Jovana : Cela fait maintenant environ un an que je travaille principalement à la conception de mon protocole expérimental. Je dois dire que trouver la bonne approche en neuroimagerie pour ce type d’expérience a sans doute été le plus grand défi. Bien sûr, ce n’est pas de la magie. Ce n’est pas parce qu’on place un scanner sur la tête d’une personne pendant qu’elle fabrique des outils en pierre qu’on peut simplement extraire tout ce qui se passe. Nous devons donc vraiment nous demander : comment chronométrer ces expériences ? Que cherchons-nous à découvrir ? Quelles sont les limites de résolution que ce signal peut réellement offrir ? Par ailleurs, je me suis attelé à la collecte et à l’analyse d’une multitude de vidéos sur la taille du silex. J’ai même rendu visite à des experts en taille de silex chez eux, ce qui a été une expérience très intéressante. Ce faisant, j’ai également commencé à apprendre à fabriquer des outils en pierre très basiques, ce qui, je dois l’avouer, est très difficile. Mais une fois qu’on a pris le coup de main pour le simple mouvement consistant à retirer un éclat, cela devient assez addictif. Je comprends donc tout à fait nos ancêtres.

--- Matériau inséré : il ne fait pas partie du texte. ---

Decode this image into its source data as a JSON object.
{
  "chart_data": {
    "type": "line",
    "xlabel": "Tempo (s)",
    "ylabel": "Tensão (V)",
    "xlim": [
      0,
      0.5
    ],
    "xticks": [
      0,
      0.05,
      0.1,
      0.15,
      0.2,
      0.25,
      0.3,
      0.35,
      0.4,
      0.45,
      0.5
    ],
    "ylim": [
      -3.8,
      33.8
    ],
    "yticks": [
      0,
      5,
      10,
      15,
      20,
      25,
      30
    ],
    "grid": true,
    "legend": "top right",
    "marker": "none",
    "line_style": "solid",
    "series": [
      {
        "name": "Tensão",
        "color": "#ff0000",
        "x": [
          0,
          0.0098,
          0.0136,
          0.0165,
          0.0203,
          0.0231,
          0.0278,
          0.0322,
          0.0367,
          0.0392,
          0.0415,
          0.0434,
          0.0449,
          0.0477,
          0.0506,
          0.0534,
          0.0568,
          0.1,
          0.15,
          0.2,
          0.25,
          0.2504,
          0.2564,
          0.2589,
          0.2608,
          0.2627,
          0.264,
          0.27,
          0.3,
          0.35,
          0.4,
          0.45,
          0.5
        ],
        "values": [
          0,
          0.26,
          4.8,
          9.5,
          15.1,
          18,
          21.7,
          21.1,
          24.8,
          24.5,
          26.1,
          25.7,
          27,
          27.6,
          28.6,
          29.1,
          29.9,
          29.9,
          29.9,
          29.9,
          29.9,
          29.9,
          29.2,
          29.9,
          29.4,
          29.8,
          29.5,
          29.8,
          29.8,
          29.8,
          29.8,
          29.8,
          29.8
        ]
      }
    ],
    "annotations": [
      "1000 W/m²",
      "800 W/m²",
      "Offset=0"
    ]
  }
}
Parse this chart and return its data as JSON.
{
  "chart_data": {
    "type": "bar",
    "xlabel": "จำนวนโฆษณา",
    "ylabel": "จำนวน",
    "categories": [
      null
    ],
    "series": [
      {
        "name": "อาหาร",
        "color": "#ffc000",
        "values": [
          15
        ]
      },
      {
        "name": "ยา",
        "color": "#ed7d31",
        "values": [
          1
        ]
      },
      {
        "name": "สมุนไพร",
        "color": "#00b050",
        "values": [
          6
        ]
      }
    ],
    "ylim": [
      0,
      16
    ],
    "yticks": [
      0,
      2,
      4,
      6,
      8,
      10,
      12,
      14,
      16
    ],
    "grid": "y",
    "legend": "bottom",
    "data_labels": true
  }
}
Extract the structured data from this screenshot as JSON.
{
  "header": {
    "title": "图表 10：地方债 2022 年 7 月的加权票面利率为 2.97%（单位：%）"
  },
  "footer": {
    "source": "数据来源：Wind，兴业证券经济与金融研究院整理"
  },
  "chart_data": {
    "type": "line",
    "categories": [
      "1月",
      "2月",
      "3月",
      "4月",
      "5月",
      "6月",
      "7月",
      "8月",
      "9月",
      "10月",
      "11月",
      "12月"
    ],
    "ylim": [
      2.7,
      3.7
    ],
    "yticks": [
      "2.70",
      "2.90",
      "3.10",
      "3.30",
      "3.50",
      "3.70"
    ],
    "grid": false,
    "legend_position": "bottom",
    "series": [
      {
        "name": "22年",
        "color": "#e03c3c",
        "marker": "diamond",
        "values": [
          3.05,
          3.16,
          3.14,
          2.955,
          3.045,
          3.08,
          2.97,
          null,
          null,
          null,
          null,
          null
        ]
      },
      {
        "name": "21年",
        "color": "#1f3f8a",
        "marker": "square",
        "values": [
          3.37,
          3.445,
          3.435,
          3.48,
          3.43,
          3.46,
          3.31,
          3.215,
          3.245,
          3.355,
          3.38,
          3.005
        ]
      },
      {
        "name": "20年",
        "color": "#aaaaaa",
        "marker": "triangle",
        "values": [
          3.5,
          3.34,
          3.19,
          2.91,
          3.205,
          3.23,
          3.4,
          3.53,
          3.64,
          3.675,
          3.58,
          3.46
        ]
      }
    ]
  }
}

J’ai rassemblé beaucoup de vidéos et j’ai commencé à les analyser moi-même. En gros, j’ai simplement essayé d’examiner chaque seconde du processus de production. Et j’ai obtenu des résultats préliminaires. Ils sont très préliminaires, il reste encore du travail à faire. Parallèlement, je travaille sur un projet avec l’équipe de science des données de l’UZH, en collaboration avec Lars Malstrom, qui est vraiment fantastique. C’est un expert en apprentissage automatique et nous travaillons au développement d’un décodeur automatique capable de détecter ces étapes archéologiques telles que nous les définissons à partir des vidéos.
Célia : Et maintenant quelles sont tes prochains objectifs ?
Jovana : En fait, je viens tout juste de lancer mes premières expériences pilotes. Au laboratoire, je voulais d’abord simplement voir comment ces mouvements très intenses influent sur le signal cérébral. Car on peut imaginer que, oui, il y a sans doute beaucoup de mouvements vigoureux lorsqu’on détache un éclat. Nous devons donc nous assurer que ce que nous mesurons correspond bien au signal cérébral et non à un simple artefact de mouvement.
Et puis, une autre chose que je vais faire la semaine prochaine, c’est me rendre à un symposium international sur la taille du silex, ce qui est très excitant. Il va se dérouler en Dordogne, en France, sur un site historique très important, en fait. Je m’y rends donc non seulement pour le plaisir et pour voir de superbes peintures rupestres, mais aussi pour enregistrer beaucoup plus de vidéos, si possible sur des techniques plus complexes du Paléolithique supérieur. Et en plus, je souhaite y recruter des participants pour mon étude.
Célia : Oui, j’espère que tu pourras trouver des personnes interessées par ton projet, j’en suis certaine. Et sinon, tu pourras le faire toi-même, maintenant que tu es une tailleuse de silex, une bébé tailleuse de silex.
Jovana : Je pense que je peux seulement recréer ceux du bas Paléolithique à peu près, mais au dessus de ça, je ne suis pas…
Célia : Dans un style non-humain.
Jovana : Je peux le faire comme Kanzi environ. Juste taper les caillous ensemble, avoir quelques éclats.
Célia : Merci beaucoup d’avoir été là Jovana. C’était très sympa de t’écouter parler de ta recherche. On a hate d’en entendre plus dans le future.
Jovana : Merci de m’avoir reçu. C’était très cool, et j’ai apprécié parlé avec toi. Et oui, j’espère que je pourrait rediscuter plus dans quelques années lorsqu’il y aura plus de choses à montrer. Merci encore ! Au revoir.